Punto G, ¿realidad o mito millonario?

Y una vez nombrado pues ya existe, obvio, así que empieza la fiesta. “Encuentra tu punto G en tres sencillos pasos”, “Cinco posturas para llegar al punto G”, “Trucos para estimular el punto G”, o “Punto G: encuéntralo como sea”. Si no sabes cómo rellenar páginas o necesitas una noticia con millones de visitas, lo del punto G nunca falla, es la Meryl Streep del reparto, acierto seguro. Las instrucciones para encontrarlo también varían, de momento hemos visto que puedes encontrarlo a una distancia de entre 3 y 5 centímetros de la abertura de la vagina, entre 3 y 6, y entre 5 y 8 (prácticamente en la garganta).

Los estudios llevados a cabo sobre el tema tampoco arrojan demasiada luz. Para unos directamente no existe, para otros es una región perfectamente definida, y los hay que sostienen que al ejercer una presión en la parte frontal de la vagina puede que se alcancen las estructuras internas del clítoris. Lo más exótico que hemos leído es que el punto G sería la próstata no desarrollada en la anatomía femenina debido a la falta del cromosoma Y, y lo más peligroso, cirugías destinadas a mejorar la sensibilidad del punto G (igual se nos está yendo de las manos).

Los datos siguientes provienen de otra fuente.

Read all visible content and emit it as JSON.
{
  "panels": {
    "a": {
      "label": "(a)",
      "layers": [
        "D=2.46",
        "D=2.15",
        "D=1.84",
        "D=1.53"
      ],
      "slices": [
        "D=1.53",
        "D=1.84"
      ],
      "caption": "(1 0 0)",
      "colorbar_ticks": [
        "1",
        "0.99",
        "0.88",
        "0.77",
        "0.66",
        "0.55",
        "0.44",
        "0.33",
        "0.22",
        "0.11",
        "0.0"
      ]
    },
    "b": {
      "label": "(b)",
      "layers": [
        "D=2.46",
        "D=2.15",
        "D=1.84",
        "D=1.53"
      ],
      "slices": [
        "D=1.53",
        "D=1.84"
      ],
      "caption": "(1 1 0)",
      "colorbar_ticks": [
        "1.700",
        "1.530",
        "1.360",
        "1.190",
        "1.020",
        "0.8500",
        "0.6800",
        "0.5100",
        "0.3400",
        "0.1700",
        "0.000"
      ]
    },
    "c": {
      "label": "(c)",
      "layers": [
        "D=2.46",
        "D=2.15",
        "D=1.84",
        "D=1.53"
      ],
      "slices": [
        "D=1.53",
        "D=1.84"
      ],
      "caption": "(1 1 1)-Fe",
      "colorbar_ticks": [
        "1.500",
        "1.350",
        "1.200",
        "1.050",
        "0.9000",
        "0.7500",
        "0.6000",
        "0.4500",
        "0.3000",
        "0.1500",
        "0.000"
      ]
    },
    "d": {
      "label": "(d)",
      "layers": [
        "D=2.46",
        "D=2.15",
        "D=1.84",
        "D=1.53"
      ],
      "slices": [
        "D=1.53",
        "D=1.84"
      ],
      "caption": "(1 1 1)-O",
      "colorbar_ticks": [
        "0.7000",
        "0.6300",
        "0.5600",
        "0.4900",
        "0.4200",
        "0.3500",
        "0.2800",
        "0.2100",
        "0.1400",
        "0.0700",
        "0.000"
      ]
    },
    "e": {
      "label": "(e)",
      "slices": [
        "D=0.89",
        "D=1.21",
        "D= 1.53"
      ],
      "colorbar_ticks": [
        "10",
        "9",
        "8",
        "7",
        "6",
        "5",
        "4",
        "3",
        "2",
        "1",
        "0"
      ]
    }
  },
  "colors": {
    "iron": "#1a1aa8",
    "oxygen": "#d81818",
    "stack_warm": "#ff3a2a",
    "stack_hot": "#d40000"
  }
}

En cualquier caso, sus más férreos defensores recomiendan buscarlo tumbada e introduciendo un dedo en posición ‘ven aquí’. Determinadas posturas sexuales como la mujer encima o la mujer tumbada sobre una mesa y el hombre penetrándola de pie, también ayudarían a la estimulación del punto G, y, por supuesto, los juguetes sexuales. Hay toda una gama de la juguetería erótica destinada a tal fin. ¿Nuestro consejo? La búsqueda de placer jamás será una pérdida de tiempo; además, existen fantásticos vibradores de punto G con succión de clítoris incorporada (por si las moscas). Tenemos muchísimas zonas erógenas, disfruta de cada una de ellas y no pierdas el tiempo en una búsqueda eterna del arca de la alianza. Como afirma Sheryl A. Kingsberg, profesora del departamento de biología reproductiva de la Universidad Case Western (EEUU), la localización del punto G debería situarse en el cerebro, no en la vagina. Al fin y al cabo, es la zona erógena más poderosa que poseemos.